Der Blick schweift über unscharfe Kindergesichter „Haltet mich fern von der Finsternis!“ es gibt Reihenhäuser aus den sechziger Jahren, „Von mir ist zu sagen...“, „Was wirklich wichtig war...“, und das Kind wird in den Schrank gesperrt. Immer wieder als Gegenvision eine junge Mutter mit Kind an der Hand auf Wiesen, in der Stadt.

Andreas Jacke hat mit Vision eine individuelle Mythologie inszeniert - Lebensabschnitte, Wachstumsspannen und Situationsgrenzen, denen ein bildnerischer Nenner gegeben wird. Er reibt sich an Vätern/Vorbildern und ist wie in einem Zyklus aus Vergangenheit, Gegenwart und Zukunft seiner eigenen Sehnsucht auf der Spur. Mit dem Erbe der Eltern ist es so eine Sache. Der Sohn sitzt in der Küche daheim, Herrn Vater und Frau Mutter gegenüber, und eine Aktentasche wird hin- und hergeschoben. Der Sprößling verweigert die Annahme. Er muß groß und stark werden, der Vater hält ihn von hinten fest, damit er ißt, ekelhaftes weißleimiges Zeugs. Der Aktentasche ist kaum zu entweichen, im Zug liegt sie im Koffer, überall. Der Sohn straft sich selbst für dies Leiden, zertrümmert eine Platte von Bowie, die ihr Versprechen in einer realen Welt nicht hält.
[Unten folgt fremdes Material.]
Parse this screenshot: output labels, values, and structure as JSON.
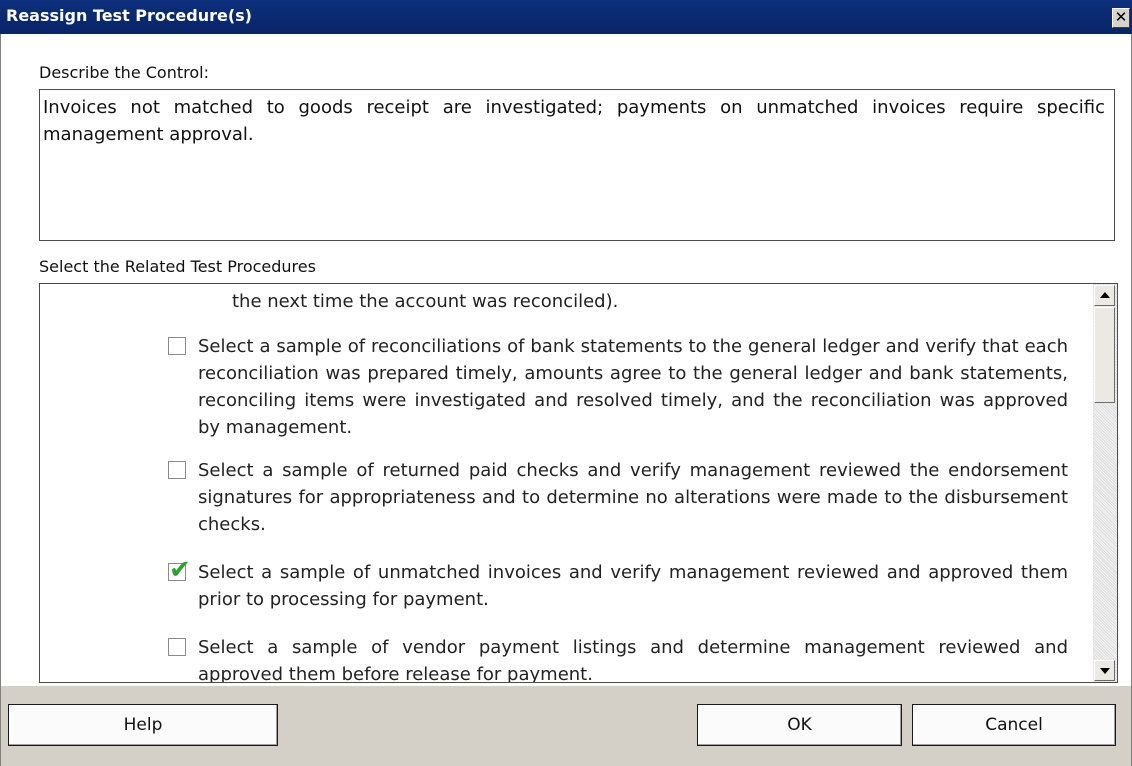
{
  "dialog": {
    "title": "Reassign Test Procedure(s)",
    "close_glyph": "✕"
  },
  "describe": {
    "label": "Describe the Control:",
    "text": "Invoices not matched to goods receipt are investigated; payments on unmatched invoices require specific management approval."
  },
  "procedures": {
    "label": "Select the Related Test Procedures",
    "top_fragment_line1": "— — — — — — — — — — — — — — — — — — — —",
    "top_fragment_line2": "the next time the account was reconciled).",
    "items": [
      {
        "checked": false,
        "text": "Select a sample of reconciliations of bank statements to the general ledger and verify that each reconciliation was prepared timely, amounts agree to the general ledger and bank statements, reconciling items were investigated and resolved timely, and the reconciliation was approved by management."
      },
      {
        "checked": false,
        "text": "Select a sample of returned paid checks and verify management reviewed the endorsement signatures for appropriateness and to determine no alterations were made to the disbursement checks."
      },
      {
        "checked": true,
        "text": "Select a sample of unmatched invoices and verify management reviewed and approved them prior to processing for payment."
      },
      {
        "checked": false,
        "text": "Select a sample of vendor payment listings and determine management reviewed and approved them before release for payment."
      }
    ],
    "check_mark": "✔"
  },
  "buttons": {
    "help": "Help",
    "ok": "OK",
    "cancel": "Cancel"
  },
  "colors": {
    "titlebar": "#0a246a",
    "check_green": "#2ea02e",
    "footer": "#d4d0c8"
  }
}
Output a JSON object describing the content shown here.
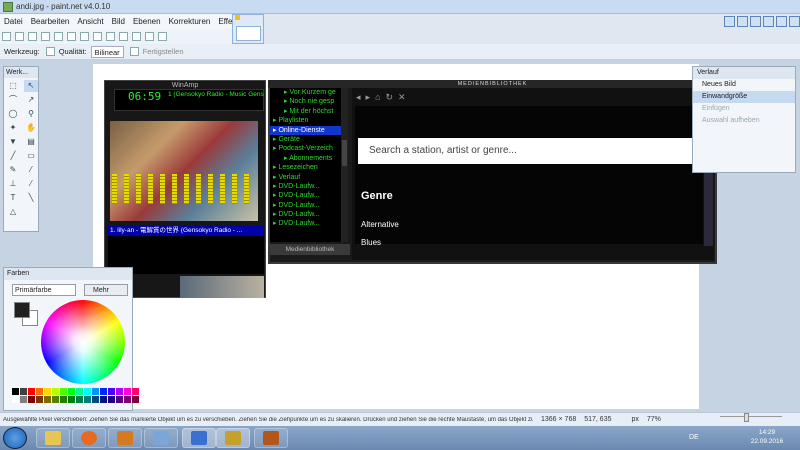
{
  "window": {
    "title": "andi.jpg - paint.net v4.0.10"
  },
  "menu": [
    "Datei",
    "Bearbeiten",
    "Ansicht",
    "Bild",
    "Ebenen",
    "Korrekturen",
    "Effekte"
  ],
  "toolbar2": {
    "tool_label": "Werkzeug:",
    "quality_label": "Qualität:",
    "quality_value": "Bilinear",
    "finish_label": "Fertigstellen"
  },
  "tools_window": {
    "title": "Werk..."
  },
  "history": {
    "title": "Verlauf",
    "items": [
      {
        "label": "Neues Bild",
        "state": "normal"
      },
      {
        "label": "Einwandgröße",
        "state": "selected"
      },
      {
        "label": "Einfügen",
        "state": "dim"
      },
      {
        "label": "Auswahl aufheben",
        "state": "dim"
      }
    ]
  },
  "colors_window": {
    "title": "Farben",
    "primary_select": "Primärfarbe",
    "more_button": "Mehr",
    "primary_color": "#202020",
    "secondary_color": "#ffffff"
  },
  "winamp": {
    "title": "WinAmp",
    "time": "06:59",
    "track_display": "1 (Gensokyo Radio - Music Gens",
    "playlist_item": "1. lily-an - 電解質の世界 (Gensokyo Radio - ..."
  },
  "media_library": {
    "title": "MEDIENBIBLIOTHEK",
    "tree": [
      {
        "label": "Vor Kurzem ge",
        "state": "normal"
      },
      {
        "label": "Noch nie gesp",
        "state": "normal"
      },
      {
        "label": "Mit der höchst",
        "state": "normal"
      },
      {
        "label": "Playlisten",
        "state": "normal"
      },
      {
        "label": "Online-Dienste",
        "state": "selected"
      },
      {
        "label": "Geräte",
        "state": "normal"
      },
      {
        "label": "Podcast-Verzeich",
        "state": "normal"
      },
      {
        "label": "Abonnements",
        "state": "normal"
      },
      {
        "label": "Lesezeichen",
        "state": "normal"
      },
      {
        "label": "Verlauf",
        "state": "normal"
      },
      {
        "label": "DVD-Laufw...",
        "state": "normal"
      },
      {
        "label": "DVD-Laufw...",
        "state": "normal"
      },
      {
        "label": "DVD-Laufw...",
        "state": "normal"
      },
      {
        "label": "DVD-Laufw...",
        "state": "normal"
      },
      {
        "label": "DVD-Laufw...",
        "state": "normal"
      }
    ],
    "library_button": "Medienbibliothek",
    "search_placeholder": "Search a station, artist or genre...",
    "genre_heading": "Genre",
    "genres": [
      "Alternative",
      "Blues"
    ]
  },
  "status": {
    "message": "Ausgewählte Pixel verschieben: Ziehen Sie das markierte Objekt um es zu verschieben. Ziehen Sie die Ziehpunkte um es zu skalieren. Drücken und ziehen Sie die rechte Maustaste, um das Objekt zu drehen.",
    "image_size": "1366 × 768",
    "cursor_pos": "517, 635",
    "unit": "px",
    "zoom": "77%"
  },
  "taskbar": {
    "language": "DE",
    "time": "14:29",
    "date": "22.09.2016"
  }
}
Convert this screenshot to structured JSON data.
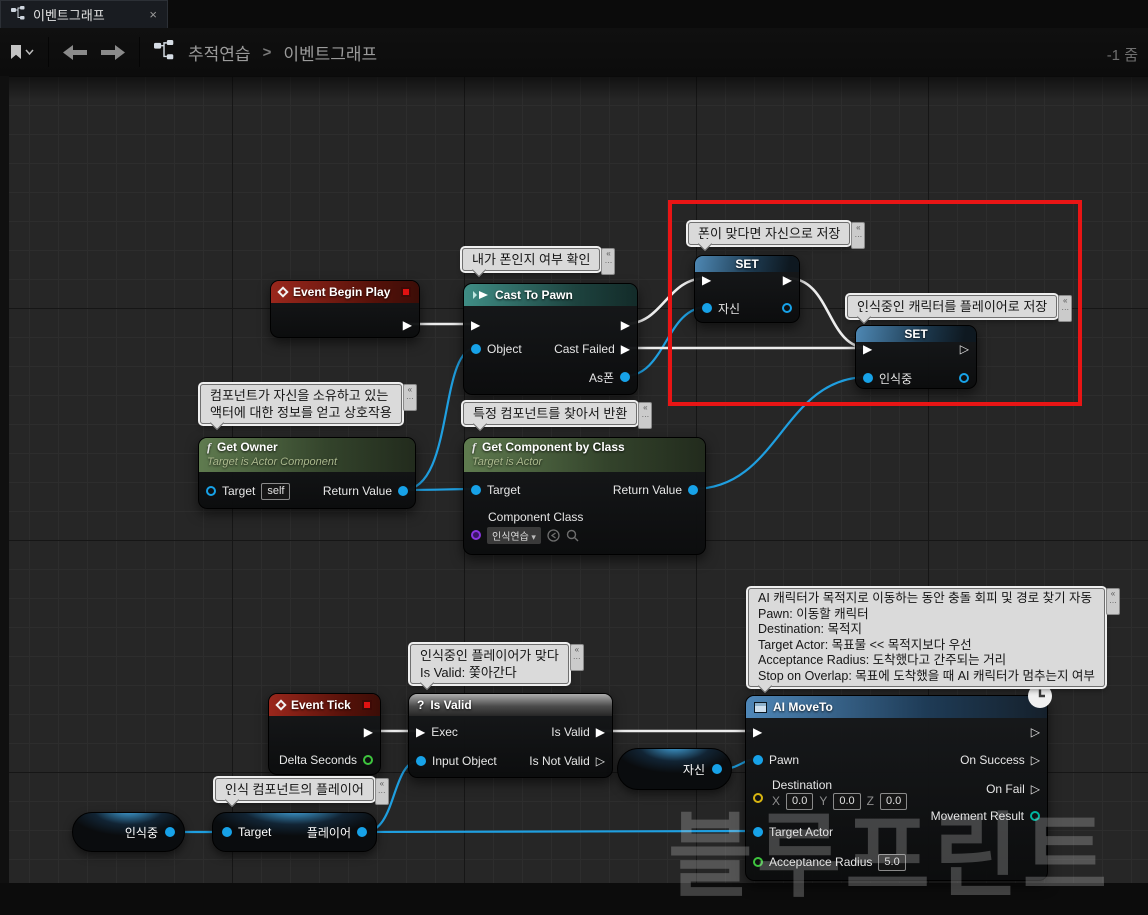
{
  "tab": {
    "title": "이벤트그래프",
    "close": "×"
  },
  "toolbar": {
    "breadcrumb_root": "추적연습",
    "sep": ">",
    "breadcrumb_current": "이벤트그래프",
    "zoom": "-1 줌"
  },
  "comments": {
    "cast": "내가 폰인지 여부 확인",
    "set_self": "폰이 맞다면 자신으로 저장",
    "set_player": "인식중인 캐릭터를 플레이어로 저장",
    "get_owner": [
      "컴포넌트가 자신을 소유하고 있는",
      "액터에 대한 정보를 얻고 상호작용"
    ],
    "get_component": "특정 컴포넌트를 찾아서 반환",
    "is_valid": [
      "인식중인 플레이어가 맞다",
      "Is Valid: 쫓아간다"
    ],
    "target_var": "인식 컴포넌트의 플레이어",
    "ai_move": [
      "AI 캐릭터가 목적지로 이동하는 동안 충돌 회피 및 경로 찾기 자동",
      "Pawn: 이동할 캐릭터",
      "Destination: 목적지",
      "Target Actor: 목표물 << 목적지보다 우선",
      "Acceptance Radius: 도착했다고 간주되는 거리",
      "Stop on Overlap: 목표에 도착했을 때 AI 캐릭터가 멈추는지 여부"
    ]
  },
  "nodes": {
    "event_begin_play": {
      "title": "Event Begin Play"
    },
    "cast_to_pawn": {
      "title": "Cast To Pawn",
      "pin_object": "Object",
      "pin_cast_failed": "Cast Failed",
      "pin_as_pawn": "As폰"
    },
    "set_self": {
      "title": "SET",
      "pin_in": "자신"
    },
    "set_player": {
      "title": "SET",
      "pin_in": "인식중"
    },
    "get_owner": {
      "title": "Get Owner",
      "subtitle": "Target is Actor Component",
      "pin_target": "Target",
      "target_value": "self",
      "pin_return": "Return Value",
      "ficon": "f"
    },
    "get_component": {
      "title": "Get Component by Class",
      "subtitle": "Target is Actor",
      "pin_target": "Target",
      "pin_return": "Return Value",
      "pin_class": "Component Class",
      "class_value": "인식연습",
      "ficon": "f"
    },
    "event_tick": {
      "title": "Event Tick",
      "pin_delta": "Delta Seconds"
    },
    "is_valid": {
      "title": "Is Valid",
      "qicon": "?",
      "pin_exec": "Exec",
      "pin_input": "Input Object",
      "pin_valid": "Is Valid",
      "pin_not_valid": "Is Not Valid"
    },
    "ai_move_to": {
      "title": "AI MoveTo",
      "pin_pawn": "Pawn",
      "pin_dest": "Destination",
      "x_label": "X",
      "x": "0.0",
      "y_label": "Y",
      "y": "0.0",
      "z_label": "Z",
      "z": "0.0",
      "pin_target_actor": "Target Actor",
      "pin_radius": "Acceptance Radius",
      "radius": "5.0",
      "pin_success": "On Success",
      "pin_fail": "On Fail",
      "pin_movement": "Movement Result"
    },
    "var_self": {
      "label": "자신"
    },
    "var_recognizing": {
      "label": "인식중"
    },
    "var_target": {
      "pin_target": "Target",
      "pin_player": "플레이어"
    }
  },
  "watermark": "블루프린트"
}
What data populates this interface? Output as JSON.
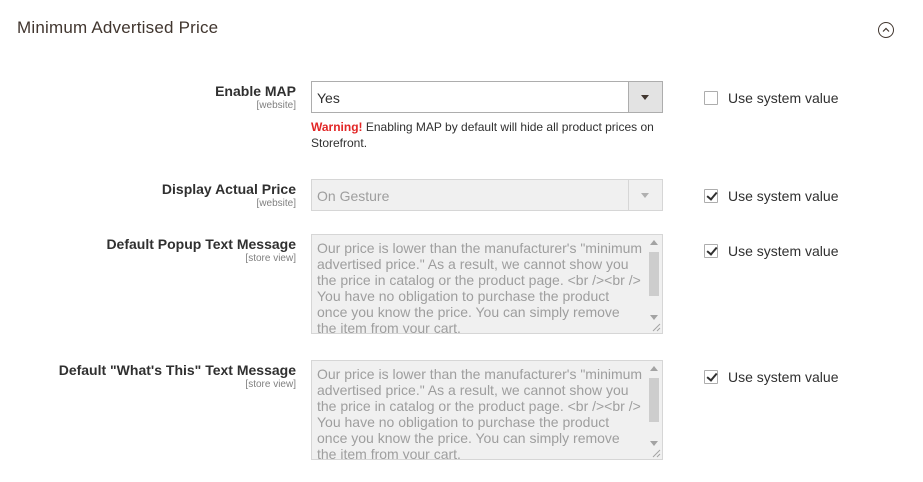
{
  "section": {
    "title": "Minimum Advertised Price"
  },
  "fields": {
    "enable_map": {
      "label": "Enable MAP",
      "scope": "[website]",
      "value": "Yes",
      "warning_prefix": "Warning!",
      "warning_text": " Enabling MAP by default will hide all product prices on Storefront.",
      "use_system_value": false
    },
    "display_actual_price": {
      "label": "Display Actual Price",
      "scope": "[website]",
      "value": "On Gesture",
      "use_system_value": true
    },
    "default_popup_text": {
      "label": "Default Popup Text Message",
      "scope": "[store view]",
      "value": "Our price is lower than the manufacturer's \"minimum advertised price.\" As a result, we cannot show you the price in catalog or the product page. <br /><br /> You have no obligation to purchase the product once you know the price. You can simply remove the item from your cart.",
      "use_system_value": true
    },
    "default_whats_this_text": {
      "label": "Default \"What's This\" Text Message",
      "scope": "[store view]",
      "value": "Our price is lower than the manufacturer's \"minimum advertised price.\" As a result, we cannot show you the price in catalog or the product page. <br /><br /> You have no obligation to purchase the product once you know the price. You can simply remove the item from your cart.",
      "use_system_value": true
    }
  },
  "use_system_value_label": "Use system value"
}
Ein Paar steckt in einem ausführlichen Trennungskult, zu zweit ausgesetzt auf den Bergen des Herzens, da ist ihr Gesicht im Spiegel für niemanden ergründbar. Zweisamkeiten an allen Orten der Stadt, und es läuft doch auf dieses Schweigen hinaus. Er flieht ein paarmal - in die Kinderwelt, fährt auf dem Jahrmarkt mit Zuckerwatte Karussell. Dann wird der Akt der Trennung vollzogen, mit gezückten Pistolen im Park, freigelassene Vision. Das Messer stach im Bett, blutrot waren die Seidentücher.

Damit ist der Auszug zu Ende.